Psychologists say that if some of you often ask yourself, "Did my childhood affect me negatively?", Chances are you know the answer. However, some of the signs to keep in mind are:
1. Your mood and emotions are not stable . Too often, for people who come from unfavorable early beginnings or traumatic backgrounds, "inner life" often feels like a constant oscillation as to one side, to the other. When you are treated or perceived badly, your confidence drops.
You were feeling very good about yourself, but you got a slightly short email from the boss. Now, feel anxious and constantly ask yourself what you could have done.
It is not uncommon to have challenges with emotional regulation.
2. It is a challenge for you to create and maintain good relationships. You may have many relationships in your life, but they do not look healthy. They do not treat you well and do not respect your dignity and personality enough. It seems to you that worthy men / women are always busy. Always end up with toxic bosses and narcissists.
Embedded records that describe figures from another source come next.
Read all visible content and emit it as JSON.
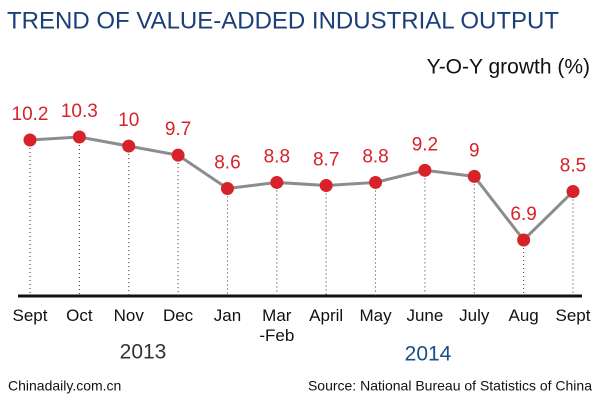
{
  "chart_data": {
    "type": "line",
    "title": "TREND OF VALUE-ADDED INDUSTRIAL OUTPUT",
    "subtitle": "Y-O-Y growth (%)",
    "categories": [
      "Sept",
      "Oct",
      "Nov",
      "Dec",
      "Jan",
      "Mar\n-Feb",
      "April",
      "May",
      "June",
      "July",
      "Aug",
      "Sept"
    ],
    "series": [
      {
        "values": [
          10.2,
          10.3,
          10,
          9.7,
          8.6,
          8.8,
          8.7,
          8.8,
          9.2,
          9,
          6.9,
          8.5
        ],
        "color": "#8c8c8c",
        "marker_color": "#d7222a"
      }
    ],
    "annotations": [
      "2013",
      "2014"
    ],
    "source": "Source: National Bureau of Statistics of China",
    "credit": "Chinadaily.com.cn"
  }
}
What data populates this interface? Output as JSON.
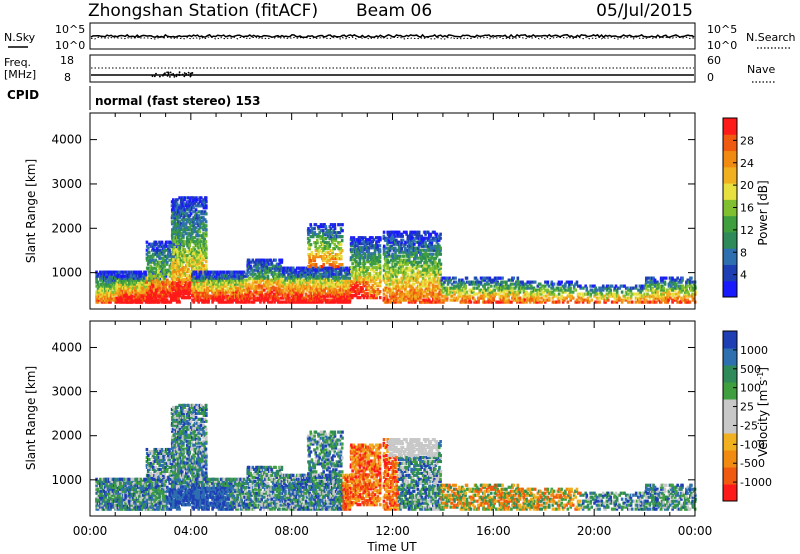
{
  "header": {
    "station": "Zhongshan Station (fitACF)",
    "beam": "Beam 06",
    "date": "05/Jul/2015",
    "cpid_label": "CPID",
    "cpid_value": "normal (fast stereo) 153"
  },
  "panels": {
    "nsky": {
      "left_label": "N.Sky",
      "right_label": "N.Search",
      "left_ticks": [
        "10^5",
        "10^0"
      ],
      "right_ticks": [
        "10^5",
        "10^0"
      ]
    },
    "freq": {
      "left_label_1": "Freq.",
      "left_label_2": "[MHz]",
      "right_label": "Nave",
      "left_ticks": [
        "18",
        "8"
      ],
      "right_ticks": [
        "60",
        "0"
      ]
    }
  },
  "colors": {
    "power_scale": [
      "#1a1aff",
      "#1e3fb4",
      "#2e6fb0",
      "#2f8a5a",
      "#3f9f3f",
      "#80c030",
      "#e8e040",
      "#f0b020",
      "#f08a10",
      "#f05a10",
      "#ff1a1a"
    ],
    "velocity_scale": [
      "#ff1a1a",
      "#f05a10",
      "#f08a10",
      "#f0b020",
      "#c8c8c8",
      "#c8c8c8",
      "#3f9f3f",
      "#2f8a5a",
      "#2e6fb0",
      "#1e3fb4"
    ]
  },
  "chart_data": [
    {
      "type": "heatmap",
      "name": "Power",
      "ylabel": "Slant Range [km]",
      "ylim": [
        180,
        4600
      ],
      "yticks": [
        1000,
        2000,
        3000,
        4000
      ],
      "xlim_hours": [
        0,
        24
      ],
      "colorbar_label": "Power [dB]",
      "colorbar_ticks": [
        "4",
        "8",
        "12",
        "16",
        "20",
        "24",
        "28"
      ],
      "colorbar_range": [
        0,
        30
      ]
    },
    {
      "type": "heatmap",
      "name": "Velocity",
      "ylabel": "Slant Range [km]",
      "xlabel": "Time UT",
      "ylim": [
        180,
        4600
      ],
      "yticks": [
        1000,
        2000,
        3000,
        4000
      ],
      "xticks": [
        "00:00",
        "04:00",
        "08:00",
        "12:00",
        "16:00",
        "20:00",
        "00:00"
      ],
      "xlim_hours": [
        0,
        24
      ],
      "colorbar_label": "Velocity [m s^-1]",
      "colorbar_ticks": [
        "-1000",
        "-500",
        "-100",
        "-25",
        "25",
        "100",
        "500",
        "1000"
      ]
    }
  ]
}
3. You live every day masking a lack of self-esteem, always feeling like you are lying to others and suddenly you will be "discovered". Feel like you have been handed a guidebook to everyone except you. It seems to you that everything will crumble and collapse in the moment, while you continue to underestimate yourself and your abilities.
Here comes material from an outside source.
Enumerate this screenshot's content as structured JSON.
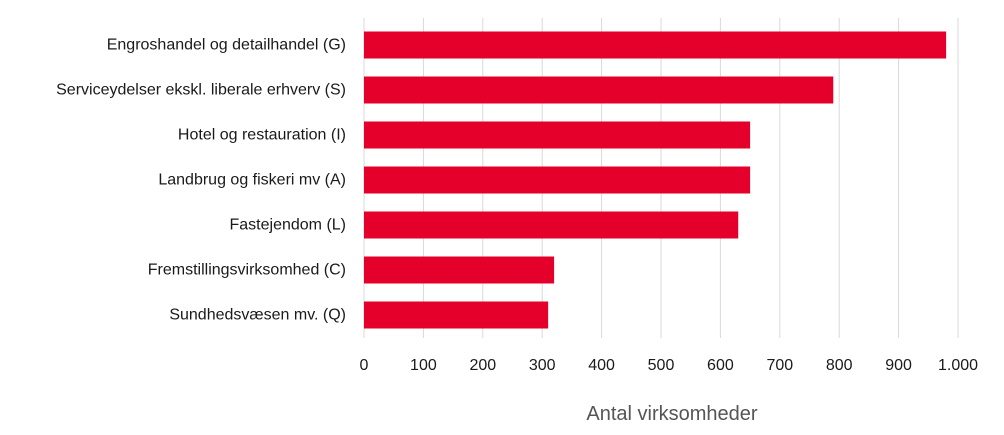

4. Feel the need to "escape" often . Repeatedly. Life seems too much for you and, to take care of yourself, you have developed ways to succeed. Ways to escape. You escape the boredom, stress, overload, strain, and emotional pain of your daily life through repetitive, sometimes forced actions or substances.
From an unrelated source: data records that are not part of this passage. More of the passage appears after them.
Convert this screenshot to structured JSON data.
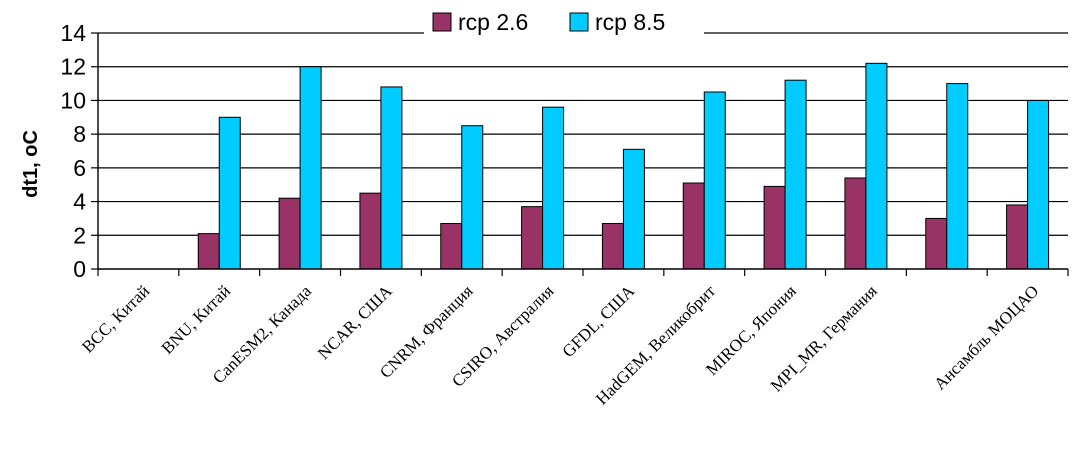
{
  "chart_data": {
    "type": "bar",
    "title": "",
    "xlabel": "",
    "ylabel": "dt1, oC",
    "ylim": [
      0,
      14
    ],
    "yticks": [
      0,
      2,
      4,
      6,
      8,
      10,
      12,
      14
    ],
    "grid": true,
    "legend_position": "top-center",
    "categories": [
      "BCC, Китай",
      "BNU, Китай",
      "CanESM2, Канада",
      "NCAR, США",
      "CNRM, Франция",
      "CSIRO, Австралия",
      "GFDL, США",
      "HadGEM, Великобрит",
      "MIROC, Япония",
      "MPI_MR, Германия",
      "",
      "Ансамбль МОЦАО"
    ],
    "series": [
      {
        "name": "rcp 2.6",
        "color": "#993366",
        "values": [
          null,
          2.1,
          4.2,
          4.5,
          2.7,
          3.7,
          2.7,
          5.1,
          4.9,
          5.4,
          3.0,
          3.8
        ]
      },
      {
        "name": "rcp 8.5",
        "color": "#00CCFF",
        "values": [
          null,
          9.0,
          12.0,
          10.8,
          8.5,
          9.6,
          7.1,
          10.5,
          11.2,
          12.2,
          11.0,
          10.0
        ]
      }
    ]
  }
}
Whatever the escape looks like, you do it. You find yourself counting the hours until you can escape, relax, disappear.
5. You do not know what is "normal". In fact, there is really no "normal" as long as there is no single black and white way for things to be okay or not okay.
But there is a kind of "normal" in terms of what is healthy and functional versus what is unhealthy and dysfunctional, that people who come from backgrounds with relational trauma, often fail to understand.
Usually, in the work of relating to the recovery of trauma, psychologists break down all the inappropriate beliefs acquired since childhood.